Something I had published in GK in 2008. It still holds true….
The Darkness of Becoming a Kashmiri
By Carin Jodha Fischer
Just a few evenings ago, I was sitting at the banks of Dal Lake with a very close Kashmiri friend, realizing just how much living in Kashmir had already colored my sense of the world. I marveled at the ability of a deceptively sparkling lake to so skillfully disguise all signs of deterioration in the darkness of the night. Darkness often hides unbearable truths that cannot be so easily hidden in light. I then said to my friend how glossy depictions of abundant sun shine and cloudless blue skies over the Valley would never accurately reflect the haunting sadness of Kashmir, and how I felt the dark colors of winter, with its various hues of earth tones and shades of twilight, more fittingly portrayed its melancholy mood. I thought of images of young men in dark ankle-grazing pherins rushing along bare country roads towards sources of warmth and identity, of wooden tongas making way for endless convoys of unadorned army trucks, of officiously determined black ambassadors leading their charge on slush covered roads, of men clad in dark green fatigues and bulky one-size-fits-all bullet proof vests impairing any gestures of human grace, of faces covered with black scarves bearing no emotion besides fear and total lack of trust, of flocks of black birds scattered across pale-gray wintry skies while fleeing intermittent squalls of snow and sometimes less natural bursts. And then I thought how the palette of Kashmir’s wintry season is not only a much more realistic portrayal of its often unbearably dark state of being, but how much its absence of permanent bright light had already darkened my own emotional canvass with a compassion and sadness that I would never be able to erase.

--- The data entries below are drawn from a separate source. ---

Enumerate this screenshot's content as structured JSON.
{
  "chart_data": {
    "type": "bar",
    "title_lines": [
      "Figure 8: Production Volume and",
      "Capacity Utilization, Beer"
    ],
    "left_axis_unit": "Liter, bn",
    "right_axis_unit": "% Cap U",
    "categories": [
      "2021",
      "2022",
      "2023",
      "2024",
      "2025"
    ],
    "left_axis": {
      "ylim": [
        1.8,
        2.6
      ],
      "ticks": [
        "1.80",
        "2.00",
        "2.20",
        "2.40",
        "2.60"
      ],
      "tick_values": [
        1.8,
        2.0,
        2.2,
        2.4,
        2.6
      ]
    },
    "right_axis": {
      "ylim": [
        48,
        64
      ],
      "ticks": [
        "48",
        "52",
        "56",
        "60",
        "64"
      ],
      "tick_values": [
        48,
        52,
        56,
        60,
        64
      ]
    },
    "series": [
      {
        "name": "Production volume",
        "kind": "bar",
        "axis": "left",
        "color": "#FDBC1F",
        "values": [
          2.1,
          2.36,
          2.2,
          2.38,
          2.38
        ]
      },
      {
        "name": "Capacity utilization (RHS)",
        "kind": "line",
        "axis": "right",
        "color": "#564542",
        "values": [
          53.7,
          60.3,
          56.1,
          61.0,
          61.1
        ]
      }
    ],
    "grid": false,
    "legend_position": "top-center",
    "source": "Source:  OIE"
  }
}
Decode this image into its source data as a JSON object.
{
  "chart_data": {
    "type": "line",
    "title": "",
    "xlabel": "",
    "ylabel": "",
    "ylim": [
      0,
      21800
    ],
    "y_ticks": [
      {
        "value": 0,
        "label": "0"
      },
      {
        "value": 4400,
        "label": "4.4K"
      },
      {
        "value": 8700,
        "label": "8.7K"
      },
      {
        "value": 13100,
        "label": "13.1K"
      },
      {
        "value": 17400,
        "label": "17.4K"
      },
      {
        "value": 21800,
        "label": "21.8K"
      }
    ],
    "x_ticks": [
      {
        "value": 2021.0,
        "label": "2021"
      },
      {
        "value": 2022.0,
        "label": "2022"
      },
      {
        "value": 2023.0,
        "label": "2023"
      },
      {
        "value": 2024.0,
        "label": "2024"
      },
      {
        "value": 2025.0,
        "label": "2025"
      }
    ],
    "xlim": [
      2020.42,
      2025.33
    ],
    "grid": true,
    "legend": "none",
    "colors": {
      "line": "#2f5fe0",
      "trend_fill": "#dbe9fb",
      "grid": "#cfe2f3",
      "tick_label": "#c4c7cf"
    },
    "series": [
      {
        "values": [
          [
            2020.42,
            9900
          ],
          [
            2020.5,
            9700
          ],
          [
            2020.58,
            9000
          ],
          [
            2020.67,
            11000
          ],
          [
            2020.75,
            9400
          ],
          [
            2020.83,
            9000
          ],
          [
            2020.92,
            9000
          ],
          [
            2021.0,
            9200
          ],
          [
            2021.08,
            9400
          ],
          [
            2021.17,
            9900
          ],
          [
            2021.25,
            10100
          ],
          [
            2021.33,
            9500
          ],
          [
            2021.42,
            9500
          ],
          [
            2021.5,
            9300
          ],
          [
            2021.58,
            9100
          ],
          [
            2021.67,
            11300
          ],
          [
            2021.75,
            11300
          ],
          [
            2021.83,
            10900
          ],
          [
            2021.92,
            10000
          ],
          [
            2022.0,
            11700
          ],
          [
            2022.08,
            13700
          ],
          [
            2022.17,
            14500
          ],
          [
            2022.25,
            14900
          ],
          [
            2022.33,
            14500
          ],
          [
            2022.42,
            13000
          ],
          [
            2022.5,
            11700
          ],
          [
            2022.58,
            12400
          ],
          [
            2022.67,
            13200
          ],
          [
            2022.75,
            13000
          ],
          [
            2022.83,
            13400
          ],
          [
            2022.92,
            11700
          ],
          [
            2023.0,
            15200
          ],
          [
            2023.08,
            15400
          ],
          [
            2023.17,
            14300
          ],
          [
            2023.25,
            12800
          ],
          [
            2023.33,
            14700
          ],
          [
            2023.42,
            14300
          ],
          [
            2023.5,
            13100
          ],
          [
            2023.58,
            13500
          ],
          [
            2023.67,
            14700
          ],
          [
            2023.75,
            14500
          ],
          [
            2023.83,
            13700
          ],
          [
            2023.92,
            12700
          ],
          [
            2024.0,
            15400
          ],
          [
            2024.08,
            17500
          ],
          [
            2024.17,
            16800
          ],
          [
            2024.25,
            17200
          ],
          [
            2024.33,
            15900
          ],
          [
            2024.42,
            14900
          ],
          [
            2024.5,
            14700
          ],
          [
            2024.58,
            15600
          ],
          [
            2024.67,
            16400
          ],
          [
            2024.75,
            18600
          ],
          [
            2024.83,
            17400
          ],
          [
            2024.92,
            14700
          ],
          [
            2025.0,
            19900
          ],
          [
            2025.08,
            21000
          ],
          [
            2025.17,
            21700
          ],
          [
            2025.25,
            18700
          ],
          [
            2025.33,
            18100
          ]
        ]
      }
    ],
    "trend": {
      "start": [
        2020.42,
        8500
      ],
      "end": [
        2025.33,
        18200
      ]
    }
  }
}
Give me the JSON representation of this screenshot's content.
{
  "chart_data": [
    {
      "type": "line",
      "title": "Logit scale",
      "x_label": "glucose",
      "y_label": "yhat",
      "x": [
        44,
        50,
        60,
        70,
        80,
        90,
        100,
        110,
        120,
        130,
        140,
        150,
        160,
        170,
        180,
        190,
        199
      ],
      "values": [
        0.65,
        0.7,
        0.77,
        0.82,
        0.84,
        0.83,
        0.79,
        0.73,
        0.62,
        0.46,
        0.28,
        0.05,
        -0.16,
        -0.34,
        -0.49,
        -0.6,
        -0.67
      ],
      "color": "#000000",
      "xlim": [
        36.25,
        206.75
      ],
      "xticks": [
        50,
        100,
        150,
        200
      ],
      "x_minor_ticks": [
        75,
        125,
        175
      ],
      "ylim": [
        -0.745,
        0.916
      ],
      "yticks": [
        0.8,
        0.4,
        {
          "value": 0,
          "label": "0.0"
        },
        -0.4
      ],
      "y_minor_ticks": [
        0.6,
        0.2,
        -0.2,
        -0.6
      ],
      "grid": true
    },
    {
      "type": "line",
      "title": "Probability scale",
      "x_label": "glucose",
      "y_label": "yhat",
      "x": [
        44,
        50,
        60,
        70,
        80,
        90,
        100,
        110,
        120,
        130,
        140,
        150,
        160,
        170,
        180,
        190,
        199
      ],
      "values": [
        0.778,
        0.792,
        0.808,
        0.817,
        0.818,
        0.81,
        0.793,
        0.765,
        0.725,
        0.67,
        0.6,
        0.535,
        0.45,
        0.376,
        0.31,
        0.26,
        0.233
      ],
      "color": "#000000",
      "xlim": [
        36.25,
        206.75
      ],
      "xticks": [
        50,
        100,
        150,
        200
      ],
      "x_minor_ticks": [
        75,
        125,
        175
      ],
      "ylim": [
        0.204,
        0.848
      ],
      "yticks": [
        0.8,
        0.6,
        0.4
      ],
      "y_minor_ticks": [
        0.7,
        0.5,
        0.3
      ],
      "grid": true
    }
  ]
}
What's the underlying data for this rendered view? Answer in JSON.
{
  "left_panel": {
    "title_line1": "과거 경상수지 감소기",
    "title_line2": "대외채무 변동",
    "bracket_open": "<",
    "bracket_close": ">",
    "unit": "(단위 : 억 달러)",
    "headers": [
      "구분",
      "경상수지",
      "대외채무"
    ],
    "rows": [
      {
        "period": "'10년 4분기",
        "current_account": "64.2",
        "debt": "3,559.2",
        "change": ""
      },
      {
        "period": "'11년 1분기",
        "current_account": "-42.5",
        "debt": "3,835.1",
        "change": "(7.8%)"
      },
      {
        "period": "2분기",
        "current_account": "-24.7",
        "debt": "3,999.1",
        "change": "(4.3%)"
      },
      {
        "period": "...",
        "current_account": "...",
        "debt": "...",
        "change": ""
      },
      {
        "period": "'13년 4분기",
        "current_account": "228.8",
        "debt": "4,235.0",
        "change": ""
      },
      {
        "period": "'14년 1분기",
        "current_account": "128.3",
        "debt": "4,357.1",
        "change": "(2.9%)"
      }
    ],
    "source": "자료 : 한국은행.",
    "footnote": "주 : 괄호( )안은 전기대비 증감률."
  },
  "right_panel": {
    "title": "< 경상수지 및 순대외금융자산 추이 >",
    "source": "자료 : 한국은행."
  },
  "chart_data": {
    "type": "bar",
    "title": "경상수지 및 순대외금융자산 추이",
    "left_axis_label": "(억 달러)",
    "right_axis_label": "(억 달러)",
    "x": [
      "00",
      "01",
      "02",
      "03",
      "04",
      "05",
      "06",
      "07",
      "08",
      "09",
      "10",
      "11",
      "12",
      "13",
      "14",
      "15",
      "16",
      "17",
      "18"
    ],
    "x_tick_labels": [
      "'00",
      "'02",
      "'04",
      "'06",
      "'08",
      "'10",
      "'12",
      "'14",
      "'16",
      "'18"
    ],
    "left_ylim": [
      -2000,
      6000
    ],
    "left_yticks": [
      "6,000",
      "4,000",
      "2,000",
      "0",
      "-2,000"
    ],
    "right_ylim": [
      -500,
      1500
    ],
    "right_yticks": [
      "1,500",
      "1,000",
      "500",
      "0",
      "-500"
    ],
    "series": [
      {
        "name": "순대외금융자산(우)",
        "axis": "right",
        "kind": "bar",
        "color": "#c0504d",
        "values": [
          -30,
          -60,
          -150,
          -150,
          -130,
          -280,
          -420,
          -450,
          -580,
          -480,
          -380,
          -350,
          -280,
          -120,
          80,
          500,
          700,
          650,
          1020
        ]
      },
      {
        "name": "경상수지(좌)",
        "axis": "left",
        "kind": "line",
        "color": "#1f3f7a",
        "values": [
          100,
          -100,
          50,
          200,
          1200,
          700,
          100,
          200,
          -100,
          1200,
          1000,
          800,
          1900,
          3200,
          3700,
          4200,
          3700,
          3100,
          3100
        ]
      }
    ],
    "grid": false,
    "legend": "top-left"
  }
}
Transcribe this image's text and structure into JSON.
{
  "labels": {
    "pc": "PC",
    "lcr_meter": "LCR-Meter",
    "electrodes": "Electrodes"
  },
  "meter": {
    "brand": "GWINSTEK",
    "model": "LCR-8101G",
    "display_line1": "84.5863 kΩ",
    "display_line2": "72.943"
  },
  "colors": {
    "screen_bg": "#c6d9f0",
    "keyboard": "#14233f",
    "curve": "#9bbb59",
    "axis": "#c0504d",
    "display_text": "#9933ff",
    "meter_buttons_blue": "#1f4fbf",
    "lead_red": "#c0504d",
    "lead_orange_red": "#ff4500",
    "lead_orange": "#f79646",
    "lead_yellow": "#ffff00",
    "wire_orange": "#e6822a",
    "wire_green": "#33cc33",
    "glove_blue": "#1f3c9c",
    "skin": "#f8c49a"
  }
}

Yesterday, I was sitting near the river under the darkest of curfews, listening to the wailing voices of funeral singers and distant gun shots, mourning the deaths of men I have never known and will never be able to befriend, and longing to sit at the lake again in the darkness of night where truth can be so easily hidden from someone’s view. The sky was laden with dark clouds, and rain was falling on the graveyards of the old city where the dead were being buried. Yesterday, it seemed the sky over Kashmir would never clear again, and light and sunshine had now permanently vanished from my portrait of the Valley. It was a picture of a place that people who have always lived here have accepted as reality painting, but that I have yet to become emotionally equipped to hang on my wall.
I thought of the people I have met, the respect I have for those who have been struggling against darkness for so long, the families who have been reduced to tears, and the complete powerlessness one feels in the face of unstoppable human tragedy. I wanted to reach out and say to people to please still believe in the faint illusion of justice, fairness and the triumph of the human spirit. I wanted to assure them that people did not die in vain. I wanted someone to tell me that the sadness and anger I felt would fade, making it possible to see bright light again in a place that so often seems to plunge into permanent darkness. But most of all, I wanted to tell people that I had now become a Kashmiri, regardless of how unbearable it may be at times, and that their reality had very much become mine, even if I might never be able to fully comprehend the full range of its dark colors and hues.
Today rain clouds and curfews have lifted for three hours, but the darkness refuses to vanish. Where does one find bright light before truth once again fades into the darkness of night? Only a Kashmiri would know.
(Carin Jodha Fischer works on community based rural development initiatives in Kashmir.)